El 17 de septiembre, Hitler ordenó crear un cuerpo paramilitar llamado Sudetendeutsches Freikorps, que puso en marcha una estrategia terrorista en la frontera entre Alemania y Checoslovaquia. Con el fantasma de la guerra cada vez más cerca, Chamberlain volvió a Alemania el día 22. Se reunió con Hitler, esta vez en Colonia, pero al Führer ya no le bastaba con los Sudetes: Checoslovaquia entera debía ser disuelta y su territorio repartido entre Alemania, Polonia y Hungría. Tras tensas conversaciones, aparentó dar marcha atrás y aceptó conformarse con los Sudetes siempre y cuando la población checa fuera evacuada antes del 1 de octubre.

Sudetendeutsches Freikorps
Miembros de los Sudetendeutsches Freikorps, cuerpo paramilitar nazi durante unas prácticas de tiro en septiembre de 1938, antes de los Acuerdos de Múnich. Foto: Alamay.

Pero, a la mañana siguiente, el Führer volvía a echar más leña al fuego: puso sobre la mesa un documento llamado Memorándum de Godesberg en el que reclamaba a Checoslovaquia la inmediata cesión de los Sudetes, no más tarde del 28 de septiembre a las 14:00 horas. En caso contrario, Alemania tomaría ese territorio por la fuerza.

Los Acuerdos de Múnich

Los checos rechazaron esta pretensión el mismo día 28 y comenzó una frenética carrera para parar la guerra. Chamberlain buscó la intercesión de Mussolini ante Hitler y, gracias a esta, se convocó una reunión de urgencia en Múnich. Los comparecientes: Alemania, Inglaterra, Francia e Italia.

La Cumbre de Múnich, celebrada a contrarreloj, se saldó con la vergonzosa aceptación por parte de Inglaterra y Francia del llamado “plan italiano”, que no era en realidad sino el de Hitler: se les daba permiso de facto a los alemanes para ocupar militarmente los Sudetes. Los Acuerdos de Múnich fueron firmados a la 1:30 de la madrugada del 29 al 30 de septiembre de 1938 por Hitler, Chamberlain, Daladier y Mussolini.

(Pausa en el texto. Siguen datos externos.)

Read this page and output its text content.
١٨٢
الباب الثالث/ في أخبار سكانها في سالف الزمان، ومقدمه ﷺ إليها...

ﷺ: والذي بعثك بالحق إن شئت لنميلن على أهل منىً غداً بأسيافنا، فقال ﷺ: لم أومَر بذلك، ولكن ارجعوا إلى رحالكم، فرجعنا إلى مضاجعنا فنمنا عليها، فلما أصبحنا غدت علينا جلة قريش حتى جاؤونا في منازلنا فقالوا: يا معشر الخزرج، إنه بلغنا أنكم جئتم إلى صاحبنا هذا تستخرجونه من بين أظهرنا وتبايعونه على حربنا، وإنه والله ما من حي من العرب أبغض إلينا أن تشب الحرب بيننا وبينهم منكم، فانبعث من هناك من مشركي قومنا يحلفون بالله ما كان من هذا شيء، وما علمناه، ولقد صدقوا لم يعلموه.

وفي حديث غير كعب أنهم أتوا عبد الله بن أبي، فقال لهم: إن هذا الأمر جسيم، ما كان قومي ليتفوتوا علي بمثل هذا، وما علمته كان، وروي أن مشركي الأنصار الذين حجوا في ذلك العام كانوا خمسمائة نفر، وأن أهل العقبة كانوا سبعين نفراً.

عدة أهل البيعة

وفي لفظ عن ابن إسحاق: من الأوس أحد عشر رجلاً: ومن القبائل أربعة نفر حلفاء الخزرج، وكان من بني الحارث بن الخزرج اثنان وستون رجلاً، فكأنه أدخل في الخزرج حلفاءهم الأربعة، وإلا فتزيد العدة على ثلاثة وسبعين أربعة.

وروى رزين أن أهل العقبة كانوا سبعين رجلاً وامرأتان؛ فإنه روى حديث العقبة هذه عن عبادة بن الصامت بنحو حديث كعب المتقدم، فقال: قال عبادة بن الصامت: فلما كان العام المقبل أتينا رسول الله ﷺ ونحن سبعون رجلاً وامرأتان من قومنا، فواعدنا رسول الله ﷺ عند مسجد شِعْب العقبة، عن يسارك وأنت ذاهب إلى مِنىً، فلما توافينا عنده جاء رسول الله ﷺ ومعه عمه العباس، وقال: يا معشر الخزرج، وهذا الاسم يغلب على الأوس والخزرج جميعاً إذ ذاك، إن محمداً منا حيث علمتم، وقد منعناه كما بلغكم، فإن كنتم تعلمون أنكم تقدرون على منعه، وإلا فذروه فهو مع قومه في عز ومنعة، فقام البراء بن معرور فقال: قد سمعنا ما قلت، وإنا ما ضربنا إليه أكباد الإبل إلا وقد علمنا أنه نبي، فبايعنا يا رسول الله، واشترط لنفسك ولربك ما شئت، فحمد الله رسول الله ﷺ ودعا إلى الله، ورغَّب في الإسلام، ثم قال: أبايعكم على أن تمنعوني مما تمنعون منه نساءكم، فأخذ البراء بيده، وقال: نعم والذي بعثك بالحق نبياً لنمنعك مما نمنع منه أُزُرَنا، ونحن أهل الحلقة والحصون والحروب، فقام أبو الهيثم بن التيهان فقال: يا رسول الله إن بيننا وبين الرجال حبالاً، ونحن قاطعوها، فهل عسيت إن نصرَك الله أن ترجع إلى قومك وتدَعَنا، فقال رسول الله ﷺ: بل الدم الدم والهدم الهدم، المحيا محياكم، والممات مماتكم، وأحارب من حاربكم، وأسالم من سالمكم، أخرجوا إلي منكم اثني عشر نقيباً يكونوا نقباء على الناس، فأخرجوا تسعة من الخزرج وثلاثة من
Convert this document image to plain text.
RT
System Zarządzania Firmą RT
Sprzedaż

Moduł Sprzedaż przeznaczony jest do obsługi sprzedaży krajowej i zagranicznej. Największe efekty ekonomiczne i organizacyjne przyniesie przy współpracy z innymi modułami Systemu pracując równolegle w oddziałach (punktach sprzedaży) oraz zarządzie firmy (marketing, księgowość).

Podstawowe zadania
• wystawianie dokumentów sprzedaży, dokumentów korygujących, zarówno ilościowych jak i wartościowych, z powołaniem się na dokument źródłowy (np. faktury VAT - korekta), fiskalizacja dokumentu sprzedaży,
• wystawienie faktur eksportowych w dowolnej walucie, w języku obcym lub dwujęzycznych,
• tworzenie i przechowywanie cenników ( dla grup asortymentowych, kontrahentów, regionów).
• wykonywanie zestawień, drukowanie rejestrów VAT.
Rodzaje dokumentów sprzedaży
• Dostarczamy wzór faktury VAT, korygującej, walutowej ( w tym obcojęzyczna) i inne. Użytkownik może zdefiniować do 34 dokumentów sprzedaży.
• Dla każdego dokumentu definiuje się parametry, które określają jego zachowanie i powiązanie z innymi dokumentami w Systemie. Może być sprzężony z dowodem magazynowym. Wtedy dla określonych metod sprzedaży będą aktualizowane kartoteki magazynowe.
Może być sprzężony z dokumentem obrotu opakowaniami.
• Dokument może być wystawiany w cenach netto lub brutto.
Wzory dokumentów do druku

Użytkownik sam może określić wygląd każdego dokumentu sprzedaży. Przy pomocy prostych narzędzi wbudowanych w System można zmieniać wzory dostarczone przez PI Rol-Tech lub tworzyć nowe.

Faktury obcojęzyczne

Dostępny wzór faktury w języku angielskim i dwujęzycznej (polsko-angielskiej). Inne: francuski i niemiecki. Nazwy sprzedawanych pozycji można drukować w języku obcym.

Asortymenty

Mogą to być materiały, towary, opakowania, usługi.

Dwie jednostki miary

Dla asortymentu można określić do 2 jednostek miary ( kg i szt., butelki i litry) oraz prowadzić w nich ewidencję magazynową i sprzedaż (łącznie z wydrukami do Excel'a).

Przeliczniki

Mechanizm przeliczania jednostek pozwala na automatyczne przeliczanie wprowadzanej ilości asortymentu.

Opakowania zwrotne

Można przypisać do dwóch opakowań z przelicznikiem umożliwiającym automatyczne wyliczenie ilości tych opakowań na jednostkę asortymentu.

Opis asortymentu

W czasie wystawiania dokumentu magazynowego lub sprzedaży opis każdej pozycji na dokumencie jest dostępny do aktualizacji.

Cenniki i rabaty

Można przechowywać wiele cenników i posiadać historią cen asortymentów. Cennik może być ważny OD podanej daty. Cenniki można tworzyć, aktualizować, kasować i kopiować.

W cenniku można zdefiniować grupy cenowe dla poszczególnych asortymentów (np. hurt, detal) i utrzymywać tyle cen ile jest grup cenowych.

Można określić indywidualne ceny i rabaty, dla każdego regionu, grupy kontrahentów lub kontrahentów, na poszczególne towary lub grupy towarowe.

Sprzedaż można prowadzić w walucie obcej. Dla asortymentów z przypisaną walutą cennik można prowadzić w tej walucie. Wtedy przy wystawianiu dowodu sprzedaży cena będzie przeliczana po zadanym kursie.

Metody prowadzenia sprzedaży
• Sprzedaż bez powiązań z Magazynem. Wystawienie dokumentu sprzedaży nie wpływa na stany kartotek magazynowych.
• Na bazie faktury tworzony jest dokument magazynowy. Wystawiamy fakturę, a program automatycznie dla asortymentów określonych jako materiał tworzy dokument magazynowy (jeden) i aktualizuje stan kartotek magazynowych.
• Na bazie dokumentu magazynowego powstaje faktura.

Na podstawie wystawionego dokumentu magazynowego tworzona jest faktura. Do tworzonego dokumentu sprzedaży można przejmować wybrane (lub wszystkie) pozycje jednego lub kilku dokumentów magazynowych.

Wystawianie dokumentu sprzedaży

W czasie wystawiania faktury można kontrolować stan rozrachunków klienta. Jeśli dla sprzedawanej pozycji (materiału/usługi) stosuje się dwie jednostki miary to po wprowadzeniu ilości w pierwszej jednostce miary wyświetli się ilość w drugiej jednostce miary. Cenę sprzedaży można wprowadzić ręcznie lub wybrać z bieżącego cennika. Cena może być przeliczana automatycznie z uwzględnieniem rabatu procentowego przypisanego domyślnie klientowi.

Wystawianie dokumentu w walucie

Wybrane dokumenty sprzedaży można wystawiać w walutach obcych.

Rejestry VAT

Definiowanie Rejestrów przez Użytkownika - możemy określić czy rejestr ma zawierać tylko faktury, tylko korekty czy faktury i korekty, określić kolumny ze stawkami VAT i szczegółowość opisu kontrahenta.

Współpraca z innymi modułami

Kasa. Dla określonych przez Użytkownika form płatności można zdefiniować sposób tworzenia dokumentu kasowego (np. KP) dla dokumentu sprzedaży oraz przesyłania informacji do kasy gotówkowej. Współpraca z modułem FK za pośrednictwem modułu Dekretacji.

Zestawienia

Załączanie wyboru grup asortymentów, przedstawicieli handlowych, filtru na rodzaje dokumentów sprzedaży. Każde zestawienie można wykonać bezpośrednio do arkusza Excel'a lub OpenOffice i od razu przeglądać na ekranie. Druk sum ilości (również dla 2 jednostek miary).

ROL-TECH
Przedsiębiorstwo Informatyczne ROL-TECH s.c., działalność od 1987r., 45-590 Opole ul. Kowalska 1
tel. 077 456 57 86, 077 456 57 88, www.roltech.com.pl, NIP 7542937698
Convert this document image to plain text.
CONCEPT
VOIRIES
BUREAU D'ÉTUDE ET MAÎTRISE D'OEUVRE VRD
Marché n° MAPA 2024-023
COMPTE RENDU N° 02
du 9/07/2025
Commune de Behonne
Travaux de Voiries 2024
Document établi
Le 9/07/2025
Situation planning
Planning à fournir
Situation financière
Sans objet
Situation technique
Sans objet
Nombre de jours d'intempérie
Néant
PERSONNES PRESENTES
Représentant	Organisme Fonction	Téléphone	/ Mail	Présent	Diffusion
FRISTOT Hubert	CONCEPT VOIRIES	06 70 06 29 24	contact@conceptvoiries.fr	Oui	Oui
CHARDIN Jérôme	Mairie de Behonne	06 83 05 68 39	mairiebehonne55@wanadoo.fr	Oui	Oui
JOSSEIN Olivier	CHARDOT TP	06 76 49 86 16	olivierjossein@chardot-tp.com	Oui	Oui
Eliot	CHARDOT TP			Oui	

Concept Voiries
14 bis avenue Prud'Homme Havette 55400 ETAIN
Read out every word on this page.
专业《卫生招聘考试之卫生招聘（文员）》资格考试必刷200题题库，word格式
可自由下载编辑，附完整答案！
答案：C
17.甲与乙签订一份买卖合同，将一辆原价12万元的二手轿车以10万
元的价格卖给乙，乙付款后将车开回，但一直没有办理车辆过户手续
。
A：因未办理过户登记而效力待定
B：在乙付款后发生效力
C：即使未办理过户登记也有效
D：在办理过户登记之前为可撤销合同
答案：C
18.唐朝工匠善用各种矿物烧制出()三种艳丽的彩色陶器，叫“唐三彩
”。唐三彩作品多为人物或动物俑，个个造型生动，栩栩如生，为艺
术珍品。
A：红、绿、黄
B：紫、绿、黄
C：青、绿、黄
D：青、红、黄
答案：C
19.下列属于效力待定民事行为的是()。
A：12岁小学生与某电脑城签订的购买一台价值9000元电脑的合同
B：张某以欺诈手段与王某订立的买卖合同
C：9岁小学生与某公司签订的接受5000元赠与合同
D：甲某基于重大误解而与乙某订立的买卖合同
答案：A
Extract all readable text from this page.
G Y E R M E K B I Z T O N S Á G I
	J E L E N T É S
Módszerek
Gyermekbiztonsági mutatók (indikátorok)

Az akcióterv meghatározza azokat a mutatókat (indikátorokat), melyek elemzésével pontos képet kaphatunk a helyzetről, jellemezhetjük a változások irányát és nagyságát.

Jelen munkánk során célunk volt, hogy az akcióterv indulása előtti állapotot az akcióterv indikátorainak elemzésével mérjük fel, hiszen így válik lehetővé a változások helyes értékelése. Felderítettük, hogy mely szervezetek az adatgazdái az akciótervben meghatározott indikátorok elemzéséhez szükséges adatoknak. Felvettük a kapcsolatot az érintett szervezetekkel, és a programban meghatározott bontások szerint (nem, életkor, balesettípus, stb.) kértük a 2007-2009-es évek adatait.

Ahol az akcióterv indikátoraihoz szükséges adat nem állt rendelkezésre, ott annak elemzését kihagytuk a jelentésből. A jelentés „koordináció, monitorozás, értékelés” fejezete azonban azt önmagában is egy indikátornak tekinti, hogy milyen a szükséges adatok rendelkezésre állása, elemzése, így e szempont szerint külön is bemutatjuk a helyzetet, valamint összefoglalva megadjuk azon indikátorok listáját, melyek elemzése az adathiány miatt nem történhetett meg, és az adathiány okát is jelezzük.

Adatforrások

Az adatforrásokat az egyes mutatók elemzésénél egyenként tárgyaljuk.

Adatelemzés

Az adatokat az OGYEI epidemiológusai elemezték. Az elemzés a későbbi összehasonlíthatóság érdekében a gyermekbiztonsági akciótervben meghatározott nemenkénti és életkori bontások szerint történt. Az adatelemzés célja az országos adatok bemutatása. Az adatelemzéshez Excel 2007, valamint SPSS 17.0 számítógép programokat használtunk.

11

El presidente checoslovaco Edvard Benes, el gran ausente, fue informado de que podía aceptar esta situación o enfrentarse a Alemania sin esperar ayuda de las potencias democráticas. Así las cosas, se resignó. Alemania, que completó en diez días la ocupación, volvía a salirse con la suya, y el mundo daba un paso más hacia una nueva conflagración.